In this study the depressant effect of fractions from P. glomerata was initially evaluated using the mice barbiturate sleeping time test as reference. The fractions tested were the CHCl3, the EtOAc, the n-BuOH and the aqueous fraction obtained from P. glomerata subterraneous parts. Only the pretreatment with the lipophilic fraction (CHCl3: EtOAc, 1:1, w/w) increased the barbiturate sleeping time (i.p 500 mg/kg; v.o. 1000 mg/kg). Ecdysterone, the main substance isolated from this lipophilic fraction, was identified by spectroscopic methods and its content in the ethanol extract was determined as 1.4 percent (w/w) by HPLC. In order to investigate the hypothesis of ecdysterone displaying a depressant effect on nervous central system, an evaluation toward the hypnotic-sedative and anxiolytic effects of this drug was carried out.
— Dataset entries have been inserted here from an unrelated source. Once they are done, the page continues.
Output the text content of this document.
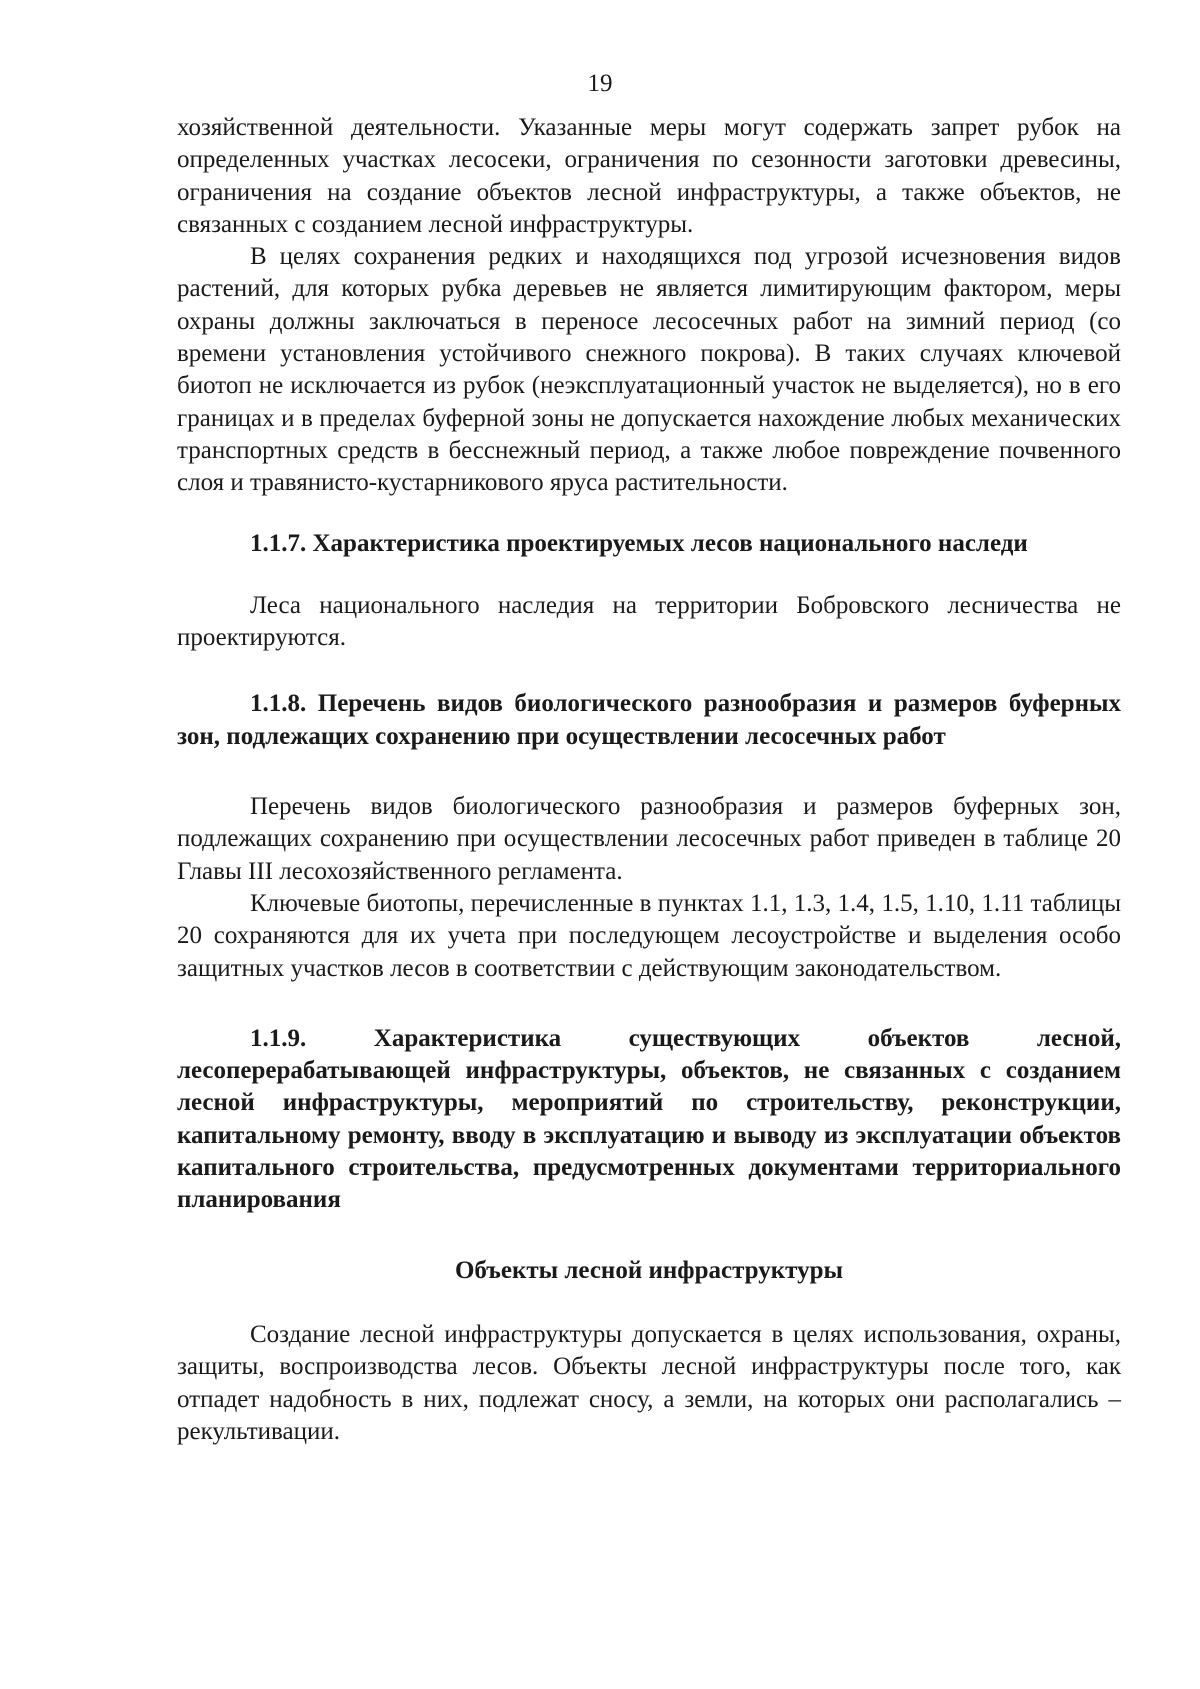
19

хозяйственной деятельности. Указанные меры могут содержать запрет рубок на определенных участках лесосеки, ограничения по сезонности заготовки древесины, ограничения на создание объектов лесной инфраструктуры, а также объектов, не связанных с созданием лесной инфраструктуры.

В целях сохранения редких и находящихся под угрозой исчезновения видов растений, для которых рубка деревьев не является лимитирующим фактором, меры охраны должны заключаться в переносе лесосечных работ на зимний период (со времени установления устойчивого снежного покрова). В таких случаях ключевой биотоп не исключается из рубок (неэксплуатационный участок не выделяется), но в его границах и в пределах буферной зоны не допускается нахождение любых механических транспортных средств в бесснежный период, а также любое повреждение почвенного слоя и травянисто-кустарникового яруса растительности.

1.1.7. Характеристика проектируемых лесов национального наследи

Леса национального наследия на территории Бобровского лесничества не проектируются.

1.1.8. Перечень видов биологического разнообразия и размеров буферных зон, подлежащих сохранению при осуществлении лесосечных работ

Перечень видов биологического разнообразия и размеров буферных зон, подлежащих сохранению при осуществлении лесосечных работ приведен в таблице 20 Главы III лесохозяйственного регламента.

Ключевые биотопы, перечисленные в пунктах 1.1, 1.3, 1.4, 1.5, 1.10, 1.11 таблицы 20 сохраняются для их учета при последующем лесоустройстве и выделения особо защитных участков лесов в соответствии с действующим законодательством.

1.1.9. Характеристика существующих объектов лесной, лесоперерабатывающей инфраструктуры, объектов, не связанных с созданием лесной инфраструктуры, мероприятий по строительству, реконструкции, капитальному ремонту, вводу в эксплуатацию и выводу из эксплуатации объектов капитального строительства, предусмотренных документами территориального планирования

Объекты лесной инфраструктуры

Создание лесной инфраструктуры допускается в целях использования, охраны, защиты, воспроизводства лесов. Объекты лесной инфраструктуры после того, как отпадет надобность в них, подлежат сносу, а земли, на которых они располагались – рекультивации.
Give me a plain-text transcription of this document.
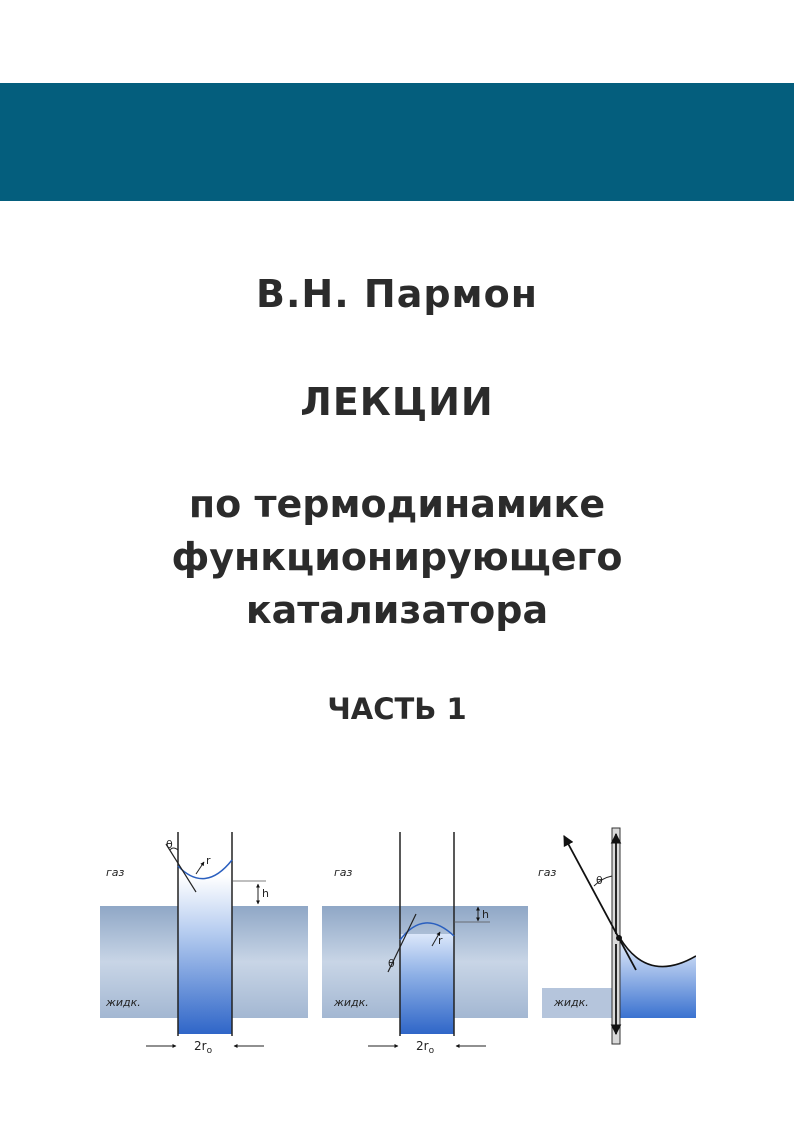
В.Н. Пармон
ЛЕКЦИИ
по термодинамике
функционирующего
катализатора
ЧАСТЬ 1
θ
r
h
газ
жидк.
$2r_o$
θ
r
h
газ
жидк.
$2r_o$
θ
газ
жидк.
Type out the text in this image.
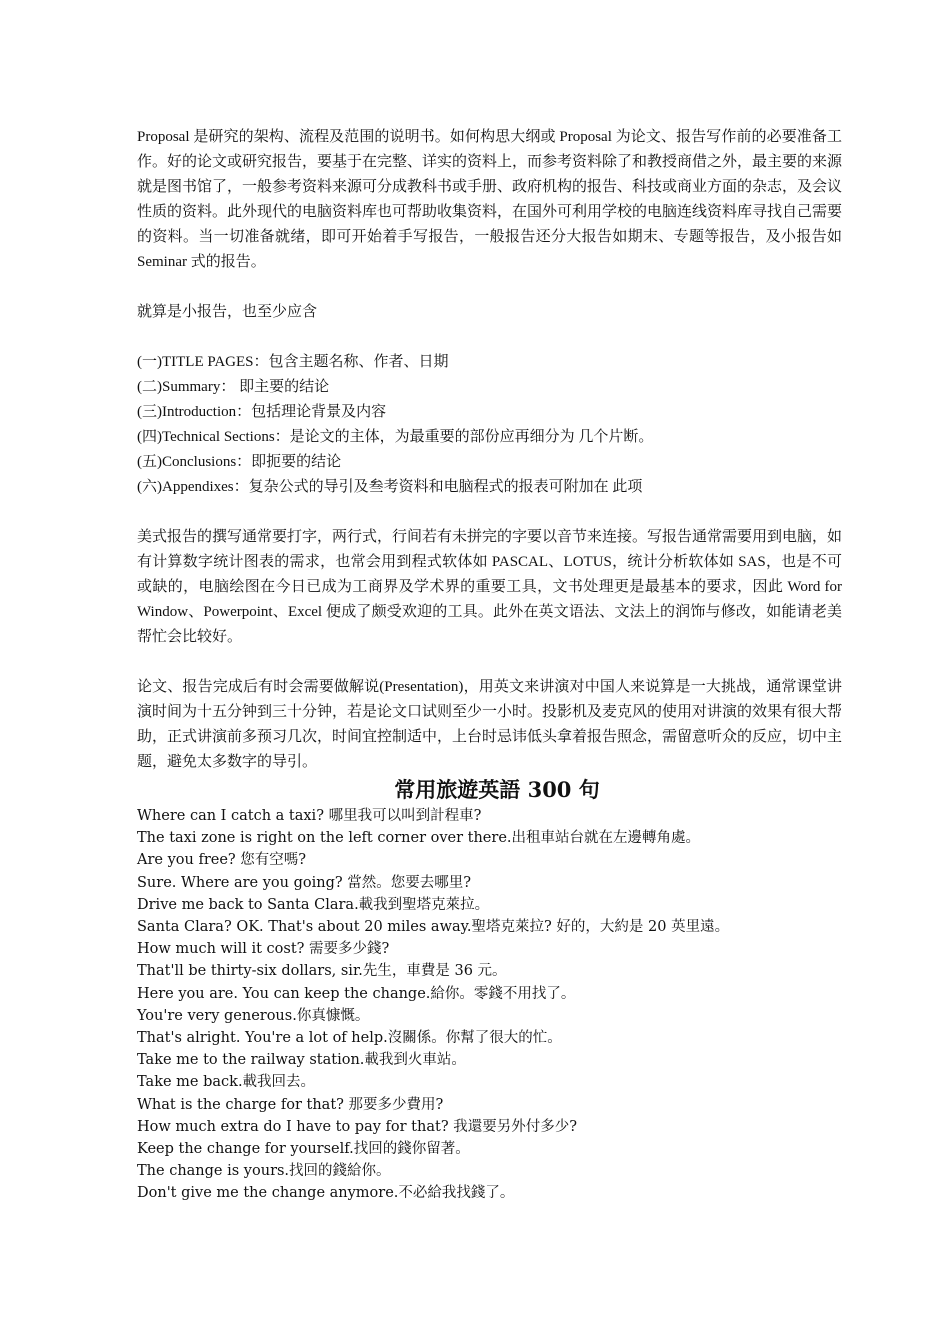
Proposal 是研究的架构、流程及范围的说明书。如何构思大纲或 Proposal 为论文、报告写作前的必要准备工作。好的论文或研究报告，要基于在完整、详实的资料上，而参考资料除了和教授商借之外，最主要的来源就是图书馆了，一般参考资料来源可分成教科书或手册、政府机构的报告、科技或商业方面的杂志，及会议性质的资料。此外现代的电脑资料库也可帮助收集资料，在国外可利用学校的电脑连线资料库寻找自己需要的资料。当一切准备就绪，即可开始着手写报告，一般报告还分大报告如期末、专题等报告，及小报告如 Seminar 式的报告。

就算是小报告，也至少应含

(一)TITLE PAGES：包含主题名称、作者、日期

(二)Summary： 即主要的结论

(三)Introduction：包括理论背景及内容

(四)Technical Sections：是论文的主体，为最重要的部份应再细分为 几个片断。

(五)Conclusions：即扼要的结论

(六)Appendixes：复杂公式的导引及叁考资料和电脑程式的报表可附加在 此项

美式报告的撰写通常要打字，两行式，行间若有未拼完的字要以音节来连接。写报告通常需要用到电脑，如有计算数字统计图表的需求，也常会用到程式软体如 PASCAL、LOTUS，统计分析软体如 SAS，也是不可或缺的，电脑绘图在今日已成为工商界及学术界的重要工具，文书处理更是最基本的要求，因此 Word for Window、Powerpoint、Excel 便成了颇受欢迎的工具。此外在英文语法、文法上的润饰与修改，如能请老美帮忙会比较好。

论文、报告完成后有时会需要做解说(Presentation)，用英文来讲演对中国人来说算是一大挑战，通常课堂讲演时间为十五分钟到三十分钟，若是论文口试则至少一小时。投影机及麦克风的使用对讲演的效果有很大帮助，正式讲演前多预习几次，时间宜控制适中，上台时忌讳低头拿着报告照念，需留意听众的反应，切中主题，避免太多数字的导引。

常用旅遊英語 300 句
Where can I catch a taxi? 哪里我可以叫到計程車?
The taxi zone is right on the left corner over there.出租車站台就在左邊轉角處。
Are you free? 您有空嗎?
Sure. Where are you going? 當然。您要去哪里?
Drive me back to Santa Clara.載我到聖塔克萊拉。
Santa Clara? OK. That's about 20 miles away.聖塔克萊拉? 好的，大約是 20 英里遠。
How much will it cost? 需要多少錢?
That'll be thirty-six dollars, sir.先生，車費是 36 元。
Here you are. You can keep the change.給你。零錢不用找了。
You're very generous.你真慷慨。
That's alright. You're a lot of help.沒關係。你幫了很大的忙。
Take me to the railway station.載我到火車站。
Take me back.載我回去。
What is the charge for that? 那要多少費用?
How much extra do I have to pay for that? 我還要另外付多少?
Keep the change for yourself.找回的錢你留著。
The change is yours.找回的錢給你。
Don't give me the change anymore.不必給我找錢了。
Ecdysterone 100 mg/kg, i.p, increased the barbiturate sleeping time without provoking hypothermia; when administered by oral route its minimal effective dose was 400 mg/kg. On the other hand, ecdysterone (100 mg/kg, i.p; 400 mg/kg, p.o) did not impair motor coordination and was ineffective on pentylenetetrazole-induced convulsion, elevated plus-maze and step-down inhibitory avoidance tests, indicating that at these doses the drug does not present an anxiolytic profile and does not cause manifest neurotoxic effects as well. In conclusion, the lipophilic fraction from P. glomerata presents a hypnotic effect being ecdysterone one of the compounds responsible for this CNS activity.